In the first instance of deadlocks we had a setter method whose implementation would test an array of old values before overwriting them. Changing the implementation to acquire an exclusive lock even for the read-only testing operation removed the deadlock.
There are deadlock instances, such as one user sending a chat invite to another, which need locks on two User objects. Here we avoided deadlocks by modifying the request handlers to acquire locks in alphabetical order of username .
For chatrooms, we experimented with retrying a deadlocked request a small number of times with increasing wait periods between retries. We found that very few transactions that had deadlocked in the first try would succeed in subsequent tries. Perhaps our backoff algorithm needed improvement, or it may have been that our load test was not representative of actual usage. Our solution in this instance was to separate read-only operations from the others and to turn off locking for the read-only operations. We chose to live with the non-repeatable reads this could introduce. For write operations, besides room joining and room leaving operations, message posting could also modify room membership. We made these three operations purely sequential. There is a single “room membership” lock common to all rooms which each of these three operations must acquire before executing. This is good enough for now because chatrooms is not a bottleneck.
Our work so far has reduced the deadlock frequency to one in every five thousand web requests. There is still room for improvement but the program is usable enough to be put into production.
Our implementation had the effect of keeping the throughput of a single application server node roughly the same as before. While it didn’t increase as we had hoped it might, it didn’t decrease and this was important. When the application was deployed on a cluster of four nodes and load tested, it showed four times the throughput in total. The database server’s CPU usage went from 2% with one node to 9% with four nodes.
In production, a few days after Frenzo was deployed on a cluster of five machines, its usage doubled. Had we only installed twice the number of machines, Frenzo might have been less responsive than it was before our redesign because we had removed caching. Since we installed five times the number of machines, it was actually more responsive, and this was a pleasant surprise.
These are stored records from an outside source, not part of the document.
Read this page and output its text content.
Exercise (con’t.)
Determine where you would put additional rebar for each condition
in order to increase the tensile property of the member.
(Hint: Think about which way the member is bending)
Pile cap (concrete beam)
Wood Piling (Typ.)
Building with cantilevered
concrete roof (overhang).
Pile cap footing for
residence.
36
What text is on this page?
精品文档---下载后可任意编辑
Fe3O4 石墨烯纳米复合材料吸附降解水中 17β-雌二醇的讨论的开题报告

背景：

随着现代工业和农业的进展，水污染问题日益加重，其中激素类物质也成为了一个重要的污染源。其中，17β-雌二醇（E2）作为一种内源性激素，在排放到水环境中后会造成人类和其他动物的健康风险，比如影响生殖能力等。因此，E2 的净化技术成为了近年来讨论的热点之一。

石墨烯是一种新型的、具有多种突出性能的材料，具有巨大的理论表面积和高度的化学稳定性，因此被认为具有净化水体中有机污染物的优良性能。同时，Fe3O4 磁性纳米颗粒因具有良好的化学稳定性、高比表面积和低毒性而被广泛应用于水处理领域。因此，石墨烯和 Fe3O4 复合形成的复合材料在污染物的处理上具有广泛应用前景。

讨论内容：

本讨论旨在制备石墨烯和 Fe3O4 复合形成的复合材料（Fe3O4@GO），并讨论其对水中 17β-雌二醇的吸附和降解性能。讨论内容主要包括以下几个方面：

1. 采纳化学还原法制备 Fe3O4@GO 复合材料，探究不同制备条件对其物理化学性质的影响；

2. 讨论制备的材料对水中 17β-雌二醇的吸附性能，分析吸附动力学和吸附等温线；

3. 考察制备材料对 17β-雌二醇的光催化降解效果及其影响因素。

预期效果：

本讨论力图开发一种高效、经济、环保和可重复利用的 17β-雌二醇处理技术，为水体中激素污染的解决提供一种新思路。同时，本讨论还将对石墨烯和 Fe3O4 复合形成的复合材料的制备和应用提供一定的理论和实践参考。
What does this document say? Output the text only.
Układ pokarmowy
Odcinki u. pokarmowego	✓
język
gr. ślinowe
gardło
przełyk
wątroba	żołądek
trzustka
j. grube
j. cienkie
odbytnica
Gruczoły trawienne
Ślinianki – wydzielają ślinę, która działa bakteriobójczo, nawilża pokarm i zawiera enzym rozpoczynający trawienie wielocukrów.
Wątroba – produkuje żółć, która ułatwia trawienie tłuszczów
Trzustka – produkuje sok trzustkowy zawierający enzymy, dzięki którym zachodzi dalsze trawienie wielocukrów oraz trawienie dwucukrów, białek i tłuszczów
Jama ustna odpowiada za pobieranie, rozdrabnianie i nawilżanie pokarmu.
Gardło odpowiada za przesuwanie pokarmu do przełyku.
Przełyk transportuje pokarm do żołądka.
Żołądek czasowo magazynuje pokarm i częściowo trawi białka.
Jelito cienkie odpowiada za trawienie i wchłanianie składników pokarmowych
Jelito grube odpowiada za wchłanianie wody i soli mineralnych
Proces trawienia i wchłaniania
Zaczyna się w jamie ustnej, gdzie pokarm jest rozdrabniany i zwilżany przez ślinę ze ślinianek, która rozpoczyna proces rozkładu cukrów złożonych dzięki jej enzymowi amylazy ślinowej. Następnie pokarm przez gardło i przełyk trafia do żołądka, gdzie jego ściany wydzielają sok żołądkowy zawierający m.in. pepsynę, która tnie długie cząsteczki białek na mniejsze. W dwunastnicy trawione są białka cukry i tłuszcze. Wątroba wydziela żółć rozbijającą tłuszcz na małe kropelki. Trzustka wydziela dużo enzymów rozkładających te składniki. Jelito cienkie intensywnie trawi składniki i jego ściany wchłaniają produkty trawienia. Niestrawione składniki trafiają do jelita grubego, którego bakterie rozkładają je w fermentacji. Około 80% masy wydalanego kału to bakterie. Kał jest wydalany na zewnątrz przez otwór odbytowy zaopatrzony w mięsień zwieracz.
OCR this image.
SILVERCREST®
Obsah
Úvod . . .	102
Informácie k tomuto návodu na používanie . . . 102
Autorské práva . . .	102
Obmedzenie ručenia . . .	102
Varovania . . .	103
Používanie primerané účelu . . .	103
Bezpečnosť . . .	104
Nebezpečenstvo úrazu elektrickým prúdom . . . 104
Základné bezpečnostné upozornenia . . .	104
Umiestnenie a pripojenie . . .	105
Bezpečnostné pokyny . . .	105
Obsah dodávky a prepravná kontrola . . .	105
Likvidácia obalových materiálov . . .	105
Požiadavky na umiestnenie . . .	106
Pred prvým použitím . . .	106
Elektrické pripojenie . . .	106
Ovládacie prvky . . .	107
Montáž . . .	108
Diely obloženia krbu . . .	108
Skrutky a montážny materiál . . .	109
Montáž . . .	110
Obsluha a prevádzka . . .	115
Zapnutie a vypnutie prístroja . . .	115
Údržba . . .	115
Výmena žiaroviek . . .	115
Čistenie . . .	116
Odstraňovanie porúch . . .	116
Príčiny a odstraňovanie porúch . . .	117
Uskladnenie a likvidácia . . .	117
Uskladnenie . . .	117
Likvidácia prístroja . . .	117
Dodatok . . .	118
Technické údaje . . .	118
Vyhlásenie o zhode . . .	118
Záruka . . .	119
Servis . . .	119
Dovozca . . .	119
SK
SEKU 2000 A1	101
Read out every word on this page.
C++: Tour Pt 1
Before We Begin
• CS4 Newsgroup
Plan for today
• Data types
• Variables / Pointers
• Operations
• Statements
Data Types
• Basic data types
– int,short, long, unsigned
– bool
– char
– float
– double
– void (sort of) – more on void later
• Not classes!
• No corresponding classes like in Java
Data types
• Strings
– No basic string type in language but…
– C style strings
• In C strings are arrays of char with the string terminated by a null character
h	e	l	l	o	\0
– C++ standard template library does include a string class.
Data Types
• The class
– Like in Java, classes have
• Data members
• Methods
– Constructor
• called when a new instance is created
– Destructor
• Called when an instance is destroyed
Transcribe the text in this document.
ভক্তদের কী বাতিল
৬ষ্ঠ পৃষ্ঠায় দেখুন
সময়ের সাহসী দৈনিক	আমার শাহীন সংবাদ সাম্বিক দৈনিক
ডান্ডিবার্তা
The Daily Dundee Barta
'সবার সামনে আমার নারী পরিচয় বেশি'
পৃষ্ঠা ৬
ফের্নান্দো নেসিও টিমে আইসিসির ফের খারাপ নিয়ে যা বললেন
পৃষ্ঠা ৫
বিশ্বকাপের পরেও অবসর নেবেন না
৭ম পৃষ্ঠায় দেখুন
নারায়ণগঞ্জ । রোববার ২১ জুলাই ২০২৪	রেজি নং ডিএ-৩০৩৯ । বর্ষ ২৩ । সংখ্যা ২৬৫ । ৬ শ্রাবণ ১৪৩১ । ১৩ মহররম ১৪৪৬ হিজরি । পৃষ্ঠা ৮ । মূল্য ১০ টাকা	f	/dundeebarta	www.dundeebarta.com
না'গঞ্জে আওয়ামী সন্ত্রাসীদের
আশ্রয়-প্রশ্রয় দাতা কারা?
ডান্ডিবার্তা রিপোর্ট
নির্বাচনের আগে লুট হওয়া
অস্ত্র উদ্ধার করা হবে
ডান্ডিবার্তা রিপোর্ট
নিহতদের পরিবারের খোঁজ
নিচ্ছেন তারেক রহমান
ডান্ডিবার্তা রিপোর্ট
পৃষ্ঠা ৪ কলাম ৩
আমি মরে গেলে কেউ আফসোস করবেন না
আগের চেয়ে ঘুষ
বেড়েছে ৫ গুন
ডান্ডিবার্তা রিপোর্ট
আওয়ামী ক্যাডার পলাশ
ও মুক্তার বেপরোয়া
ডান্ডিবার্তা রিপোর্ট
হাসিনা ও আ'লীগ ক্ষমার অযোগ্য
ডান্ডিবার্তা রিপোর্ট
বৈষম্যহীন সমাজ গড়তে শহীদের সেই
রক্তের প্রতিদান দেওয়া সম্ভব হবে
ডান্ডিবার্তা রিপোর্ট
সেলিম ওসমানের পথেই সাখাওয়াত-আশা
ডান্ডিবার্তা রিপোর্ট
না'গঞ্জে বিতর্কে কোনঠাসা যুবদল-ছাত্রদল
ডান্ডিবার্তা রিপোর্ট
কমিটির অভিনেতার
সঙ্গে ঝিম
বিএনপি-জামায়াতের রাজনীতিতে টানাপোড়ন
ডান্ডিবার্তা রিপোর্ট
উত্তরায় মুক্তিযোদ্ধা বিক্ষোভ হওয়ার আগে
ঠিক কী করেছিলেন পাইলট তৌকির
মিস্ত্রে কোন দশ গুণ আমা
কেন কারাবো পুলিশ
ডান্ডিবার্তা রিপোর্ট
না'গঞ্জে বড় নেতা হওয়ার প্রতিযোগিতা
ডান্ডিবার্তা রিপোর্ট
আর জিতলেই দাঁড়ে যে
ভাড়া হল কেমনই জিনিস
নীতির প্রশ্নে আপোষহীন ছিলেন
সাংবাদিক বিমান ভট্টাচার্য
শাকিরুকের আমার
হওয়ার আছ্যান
The database server machine is still quite lightly loaded and promises to support ten to fifteen application server nodes before becoming the bottleneck.
Measurements showed that eliminating remote calls by integrating secondary components into Primary sped up request handling by a fifth.
We are rid of the commit stall.
Despite the remaining deadlocks, Frenzo’s new design causes far fewer failed requests than before, so we have decided to keep it.
We have met our usage requirements, and we have a scalable design for the near future. We hope that Frenzo becomes popular enough to reach the limits of this design too. When this happens we will redesign the program again. Perhaps the next time the database will be the bottleneck and a web services architecture will take us to the next level of scalability.
The lesson we have learned is that the real bottleneck is not always where one thinks it is. For years our programmers have been trying to cache data, break the program into smaller components, and think of ways to avoid the roundtrip to the database. This textbook bottleneck wasn’t, in fact, our program’s bottleneck. At our usage load and with our program’s design, the database was a long way away from being the bottleneck. We had to realise this, and then go in the opposite direction — not cache data and integrate previously distributed components into one — to properly scale to the next level. It is very rewarding to learn where the single bottleneck in a program is, when trying to improve its performance.